Although the government rolled out its easing policy bias relatively early in this cycle, it may take some time and additional policy support for growth to show a noticeably rebound, likely in the second quarter.

First, the severity of the property sector downshift is increasingly pressuring construction and industrial activities, speeding up corporate balance sheet deterioration to further depress industrial investment.

Second, despite big plans to ramp up fiscal support in public projects, delays in finalizing funding mechanism details means that their implementation may be postponed.

Third, the impact of recent monetary easing (including both interest rate and RRR cuts) has yet to catch up with the continued passive tightening of monetary conditions.

Last but not least, escalating deflationary pressures may be triggering a second-round of headwinds for growth via various channels, for example via sentiment as enterprises facing a bleak nominal revenue outlook hold back from restocking and investment activity.

As such, we think a notable rebound in China’s production and investment activities may not occur until the second quarter of this year, once further policy support has come through.

What additional policy support can we expect?

Although this year’s GDP growth target was lowered to around 7 percent at the NPC meeting, achieving this target will require further policy support, which we believe the government stands ready to provide. In particular, we expect:

• Increased fiscal support for infrastructure investment, social welfare spending and tax cuts. This year’s budget deficit will be effectively increased by 1.5 percent of GDP, with the increased spending focused on public infrastructure, social housing, social safety net, and tax relief for small businesses. In addition, we expect the government to use policy banks and public private partnership (PPP) schemes to provide “quasi fiscal” support to the economy.

• Further relaxation of property policies, via lowering mortgage down payment requirements and interest rates, stepping up hukou reform, and reducing property transaction fees.

• Additional monetary easing, via: 1) one to two benchmark rate cuts to curb real interest rate, with the next cut likely in the second quarter; 2) one to two RRR cuts and more liquidity provisions to ensure ample liquidity conditions and stable base money supply.
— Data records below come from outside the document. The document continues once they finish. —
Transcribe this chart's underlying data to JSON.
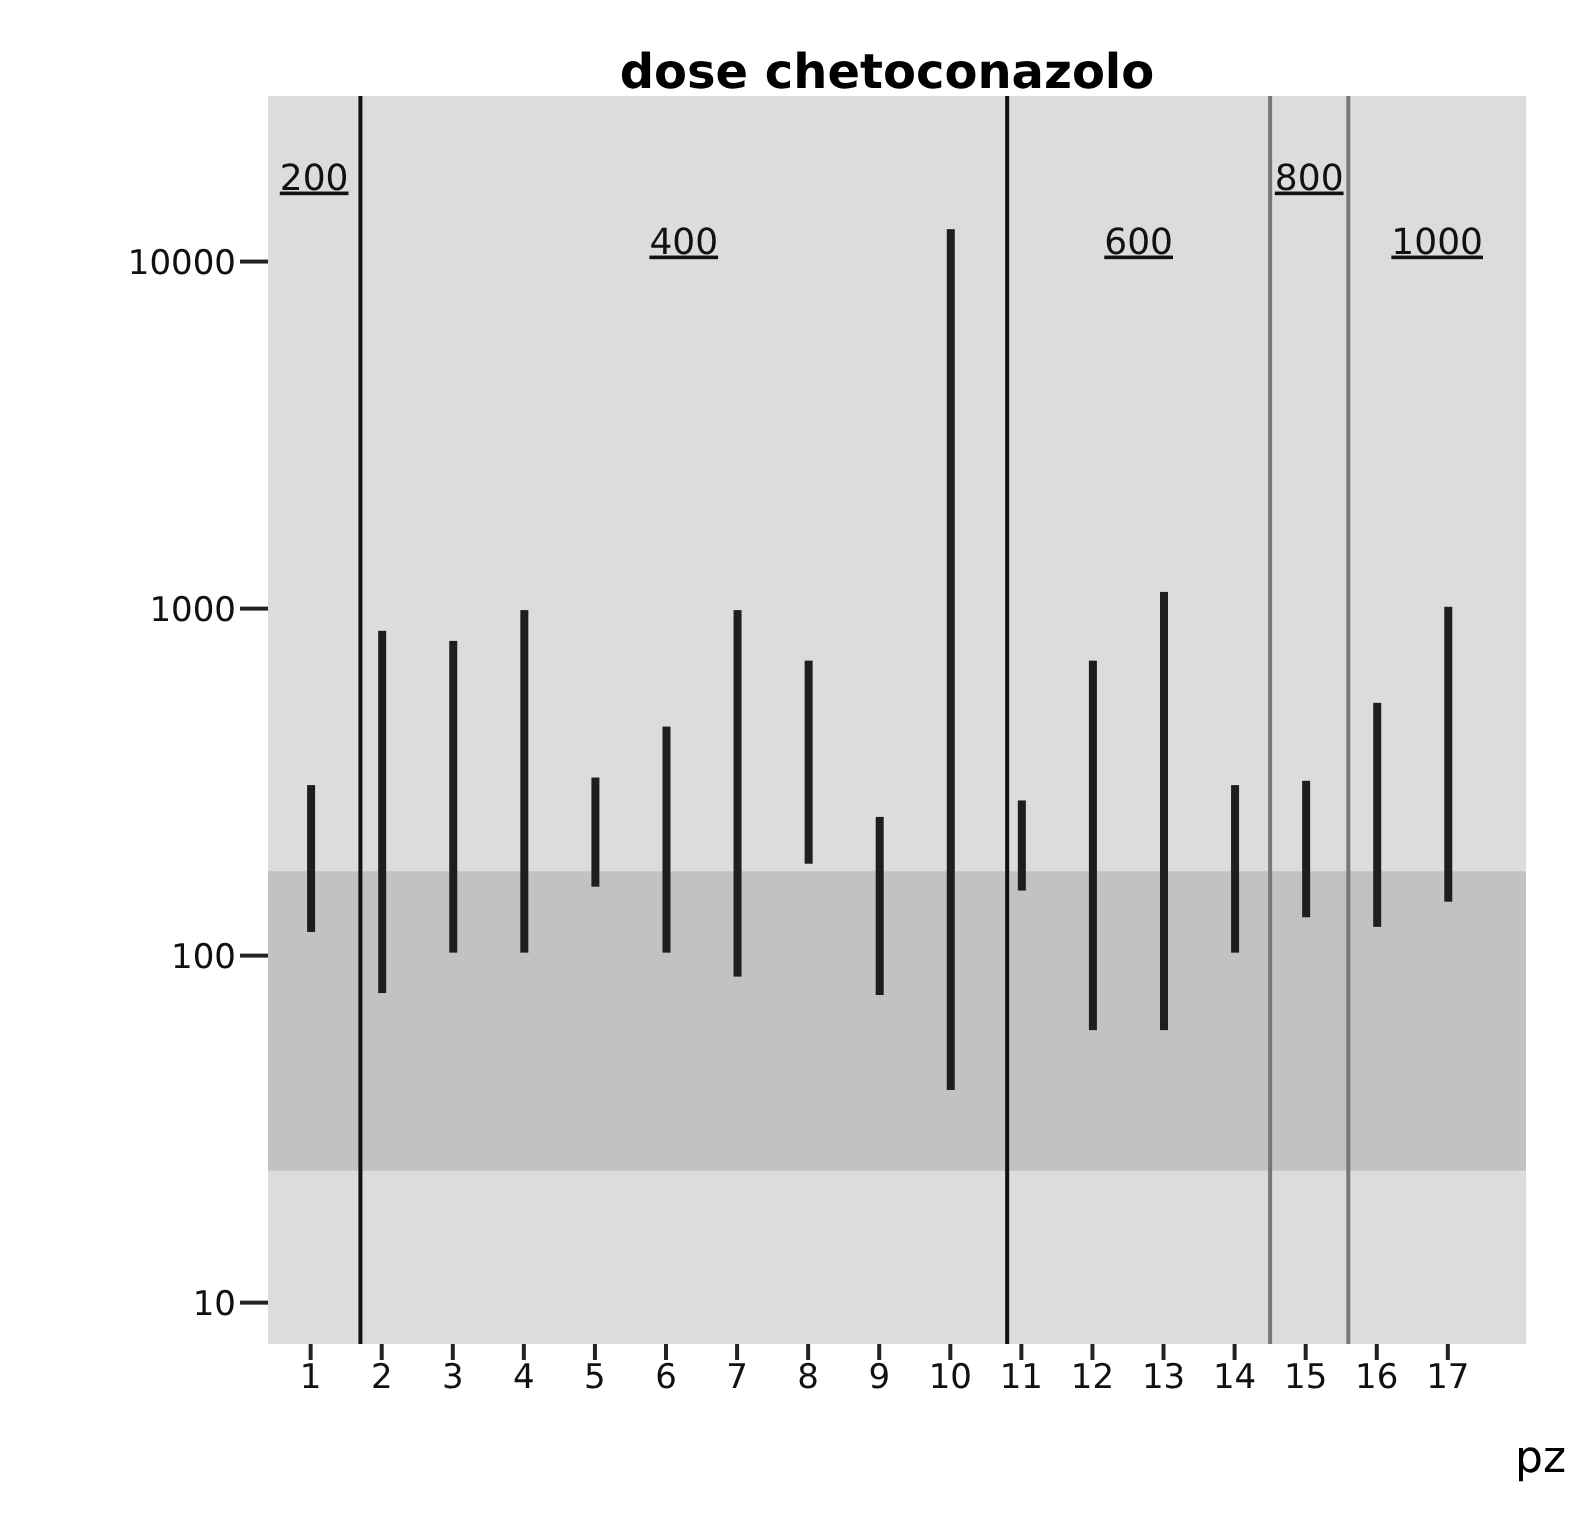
{
  "chart_data": {
    "type": "bar",
    "title": "dose chetoconazolo",
    "xlabel": "pz",
    "x": [
      1,
      2,
      3,
      4,
      5,
      6,
      7,
      8,
      9,
      10,
      11,
      12,
      13,
      14,
      15,
      16,
      17
    ],
    "base": [
      117,
      78,
      102,
      102,
      158,
      102,
      87,
      184,
      77,
      41,
      154,
      61,
      61,
      102,
      129,
      121,
      143
    ],
    "values": [
      193,
      785,
      705,
      888,
      168,
      355,
      903,
      524,
      174,
      12359,
      126,
      647,
      1056,
      208,
      190,
      414,
      869
    ],
    "color": "#1e1e1e",
    "xlim": [
      0.4,
      18.1
    ],
    "xticks": [
      1,
      2,
      3,
      4,
      5,
      6,
      7,
      8,
      9,
      10,
      11,
      12,
      13,
      14,
      15,
      16,
      17
    ],
    "ylim": [
      7.6,
      30000
    ],
    "yticks": [
      10,
      100,
      1000,
      10000
    ],
    "log": true,
    "grid": false,
    "legend": false,
    "ref_lines": [
      {
        "axis": "x",
        "value": 1.7,
        "color": "#111111"
      },
      {
        "axis": "x",
        "value": 10.8,
        "color": "#111111"
      },
      {
        "axis": "x",
        "value": 14.5,
        "color": "#777777"
      },
      {
        "axis": "x",
        "value": 15.6,
        "color": "#777777"
      }
    ],
    "bands": [
      {
        "axis": "y",
        "from": 24,
        "to": 175,
        "color": "#c2c2c2"
      }
    ],
    "annotations": [
      "200",
      "400",
      "600",
      "800",
      "1000"
    ]
  }
}
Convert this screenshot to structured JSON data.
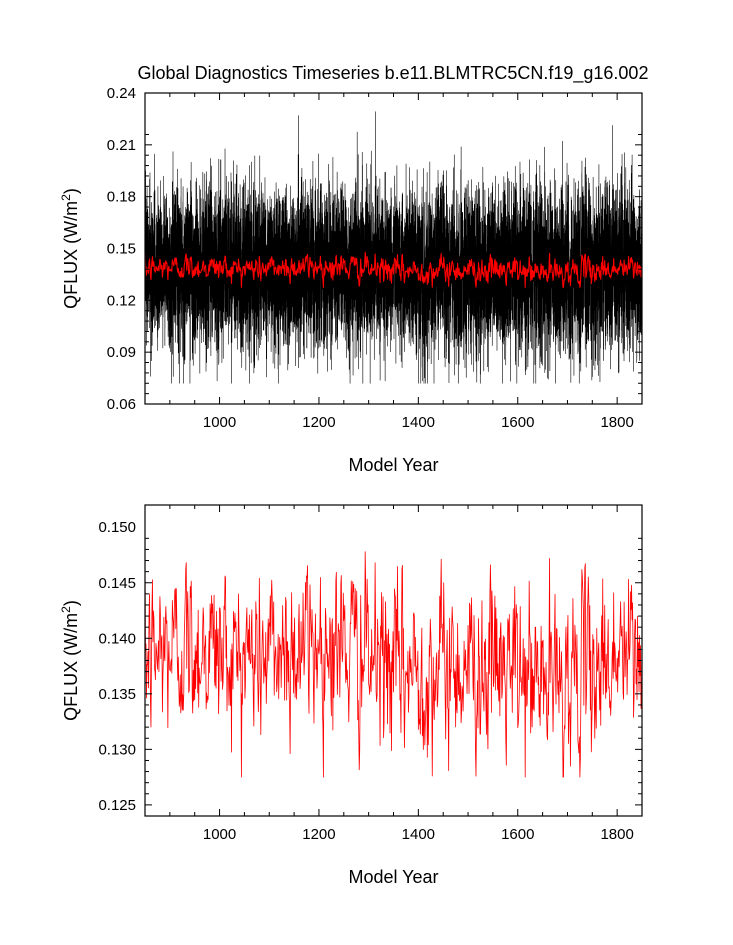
{
  "figure": {
    "title": "Global Diagnostics Timeseries b.e11.BLMTRC5CN.f19_g16.002"
  },
  "chart_data": [
    {
      "type": "line",
      "title": "Global Diagnostics Timeseries b.e11.BLMTRC5CN.f19_g16.002",
      "xlabel": "Model Year",
      "ylabel_base": "QFLUX (W/m",
      "ylabel_sup": "2",
      "ylabel_close": ")",
      "xlim": [
        850,
        1850
      ],
      "ylim": [
        0.06,
        0.24
      ],
      "x_ticks": [
        1000,
        1200,
        1400,
        1600,
        1800
      ],
      "y_ticks": [
        0.06,
        0.09,
        0.12,
        0.15,
        0.18,
        0.21,
        0.24
      ],
      "y_tick_labels": [
        "0.06",
        "0.09",
        "0.12",
        "0.15",
        "0.18",
        "0.21",
        "0.24"
      ],
      "grid": false,
      "series": [
        {
          "kind": "monthly",
          "color": "#000000",
          "x_start": 850,
          "x_end": 1850,
          "mean": 0.138,
          "std": 0.022,
          "min": 0.072,
          "max": 0.236
        },
        {
          "kind": "annual",
          "color": "#ff0000",
          "x_start": 850,
          "x_end": 1850,
          "mean": 0.138,
          "std": 0.0035,
          "min": 0.1275,
          "max": 0.1512
        }
      ]
    },
    {
      "type": "line",
      "title": "",
      "xlabel": "Model Year",
      "ylabel_base": "QFLUX (W/m",
      "ylabel_sup": "2",
      "ylabel_close": ")",
      "xlim": [
        850,
        1850
      ],
      "ylim": [
        0.124,
        0.152
      ],
      "x_ticks": [
        1000,
        1200,
        1400,
        1600,
        1800
      ],
      "y_ticks": [
        0.125,
        0.13,
        0.135,
        0.14,
        0.145,
        0.15
      ],
      "y_tick_labels": [
        "0.125",
        "0.130",
        "0.135",
        "0.140",
        "0.145",
        "0.150"
      ],
      "grid": false,
      "series": [
        {
          "kind": "annual",
          "color": "#ff0000",
          "x_start": 850,
          "x_end": 1850,
          "mean": 0.138,
          "std": 0.0035,
          "min": 0.1275,
          "max": 0.1512
        }
      ]
    }
  ]
}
More imminently, we see the People’s Bank of China moving to ease the current tightness of interbank liquidity conditions and lower money market rates; (3) loan quota increases and relaxation of various credit restrictions to ensure 11 trillion yuan (US$1.77 trillion) in new loans and around 17 trillion yuan in new total social financing this year, in order to “maintain appropriate money and credit growth.”

• Acceleration of pro-growth reforms in the areas of government administration, resource and utility pricing, social safety net and hukou, as highlighted in the government work report.